Avoid device casting for all singleton tensors in optimizer states (#91454)
Fixes #75224
Pull Request resolved: https://github.com/pytorch/pytorch/pull/91454
Approved by: https://github.com/janeyx99
diff --git a/test/test_optim.py b/test/test_optim.py
index 3ec534f..843d088 100644
--- a/test/test_optim.py
+++ b/test/test_optim.py
@@ -48,6 +48,7 @@
)
from typing import Dict, Any, Tuple
from torch.optim.optimizer import register_optimizer_step_pre_hook, register_optimizer_step_post_hook
+from torch.utils._pytree import tree_flatten
# load_tests from common_utils is used to automatically filter tests for
# sharding on sandcastle.
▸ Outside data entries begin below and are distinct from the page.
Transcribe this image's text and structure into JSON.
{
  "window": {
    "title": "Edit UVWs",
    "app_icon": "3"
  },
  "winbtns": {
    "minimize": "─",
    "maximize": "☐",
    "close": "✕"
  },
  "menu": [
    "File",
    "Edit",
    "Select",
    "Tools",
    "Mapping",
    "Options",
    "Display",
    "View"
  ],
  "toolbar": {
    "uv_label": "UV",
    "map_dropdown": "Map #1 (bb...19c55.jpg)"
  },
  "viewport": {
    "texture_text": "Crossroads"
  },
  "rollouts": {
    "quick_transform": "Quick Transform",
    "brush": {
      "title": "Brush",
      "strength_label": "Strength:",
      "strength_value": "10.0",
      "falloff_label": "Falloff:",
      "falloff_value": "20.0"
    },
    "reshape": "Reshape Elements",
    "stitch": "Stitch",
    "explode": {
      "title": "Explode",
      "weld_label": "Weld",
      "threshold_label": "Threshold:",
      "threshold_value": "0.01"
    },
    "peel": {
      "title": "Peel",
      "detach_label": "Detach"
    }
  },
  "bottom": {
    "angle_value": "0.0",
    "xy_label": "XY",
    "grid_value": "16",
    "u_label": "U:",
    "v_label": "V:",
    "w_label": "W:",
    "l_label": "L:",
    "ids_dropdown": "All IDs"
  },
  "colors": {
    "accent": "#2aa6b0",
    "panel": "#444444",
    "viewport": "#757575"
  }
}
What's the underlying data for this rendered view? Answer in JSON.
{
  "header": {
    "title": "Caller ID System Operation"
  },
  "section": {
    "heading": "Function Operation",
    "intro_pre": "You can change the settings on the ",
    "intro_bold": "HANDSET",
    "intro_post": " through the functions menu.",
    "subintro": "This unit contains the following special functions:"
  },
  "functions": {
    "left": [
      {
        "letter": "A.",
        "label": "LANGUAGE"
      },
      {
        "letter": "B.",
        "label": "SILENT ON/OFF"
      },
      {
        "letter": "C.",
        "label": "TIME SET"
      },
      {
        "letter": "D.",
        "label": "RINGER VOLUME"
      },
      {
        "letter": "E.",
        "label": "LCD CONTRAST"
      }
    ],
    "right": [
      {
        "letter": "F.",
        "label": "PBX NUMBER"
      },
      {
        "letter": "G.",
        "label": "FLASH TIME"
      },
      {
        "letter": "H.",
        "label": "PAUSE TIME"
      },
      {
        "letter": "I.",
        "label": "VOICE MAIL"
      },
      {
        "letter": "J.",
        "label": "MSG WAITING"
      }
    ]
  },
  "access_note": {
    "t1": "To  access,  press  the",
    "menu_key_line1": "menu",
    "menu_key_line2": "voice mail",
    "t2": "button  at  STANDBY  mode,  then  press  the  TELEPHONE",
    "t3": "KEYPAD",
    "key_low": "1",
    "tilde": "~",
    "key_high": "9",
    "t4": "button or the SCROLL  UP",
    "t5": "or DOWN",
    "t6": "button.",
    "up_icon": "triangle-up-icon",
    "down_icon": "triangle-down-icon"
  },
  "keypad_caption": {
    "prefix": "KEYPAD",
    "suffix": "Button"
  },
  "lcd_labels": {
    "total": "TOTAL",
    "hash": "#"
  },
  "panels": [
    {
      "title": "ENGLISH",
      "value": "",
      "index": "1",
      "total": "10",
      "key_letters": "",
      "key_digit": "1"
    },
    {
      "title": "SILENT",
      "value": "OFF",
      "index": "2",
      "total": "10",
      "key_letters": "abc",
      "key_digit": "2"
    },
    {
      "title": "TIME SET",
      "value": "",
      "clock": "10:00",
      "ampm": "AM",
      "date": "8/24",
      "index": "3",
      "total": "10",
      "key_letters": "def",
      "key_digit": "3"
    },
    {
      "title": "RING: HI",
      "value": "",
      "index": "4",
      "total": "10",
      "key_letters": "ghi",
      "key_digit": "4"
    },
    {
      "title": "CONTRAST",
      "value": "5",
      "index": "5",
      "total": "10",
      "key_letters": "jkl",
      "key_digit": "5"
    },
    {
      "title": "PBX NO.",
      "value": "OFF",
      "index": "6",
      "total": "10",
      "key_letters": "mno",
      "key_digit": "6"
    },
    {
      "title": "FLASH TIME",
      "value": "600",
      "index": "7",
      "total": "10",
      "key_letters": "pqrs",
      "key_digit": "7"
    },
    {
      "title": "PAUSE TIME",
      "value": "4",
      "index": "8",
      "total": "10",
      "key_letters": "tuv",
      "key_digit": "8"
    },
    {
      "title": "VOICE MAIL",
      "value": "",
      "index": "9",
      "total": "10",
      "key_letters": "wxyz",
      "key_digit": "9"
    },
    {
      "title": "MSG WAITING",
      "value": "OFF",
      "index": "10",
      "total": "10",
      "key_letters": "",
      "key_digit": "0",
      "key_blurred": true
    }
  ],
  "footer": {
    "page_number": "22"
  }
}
This line silences flake warnings
@@ -300,13 +301,12 @@
# Make sure state dict wasn't modified
self.assertEqual(state_dict, state_dict_c)
- # Make sure that device of state['step'] is still CPU
+ # Make sure that all singleton tensors in the state_dict are still on CPU.
new_state_dict = optimizer_cuda.state_dict()
- if "step" in state_dict["state"][0] and torch.is_tensor(
- state_dict["state"][0]["step"]
- ):
- for state in new_state_dict["state"].values():
- self.assertEqual(state["step"].device.type, "cpu")
+ flat_new_state_dict, _ = tree_flatten(new_state_dict)
+ for state_item in flat_new_state_dict:
+ if torch.is_tensor(state_item) and state_item.dim() == 0:
+ self.assertEqual(state_item.device.type, "cpu")
for _i in range(20):
optimizer.step(fn)
diff --git a/torch/optim/optimizer.py b/torch/optim/optimizer.py
index b2935b4..2440d69 100644
--- a/torch/optim/optimizer.py
+++ b/torch/optim/optimizer.py
@@ -339,10 +339,13 @@
if isinstance(value, torch.Tensor):
# Floating-point types are a bit special here. They are the only ones
# that are assumed to always match the type of params.
- # Make sure state['step'] is not casted https://github.com/pytorch/pytorch/issues/74424
- if (key != "step"):
- if param.is_floating_point():
- value = value.to(param.dtype)
+ if param.is_floating_point():
+ value = value.to(param.dtype)
+
+ # Make sure singleton tensors (e.g. state['step']) do not change device.
+ # See https://github.com/pytorch/pytorch/issues/74424
+ is_singleton: bool = value.dim() == 0
+ if not is_singleton:
value = value.to(param.device)
return value
elif isinstance(value, dict):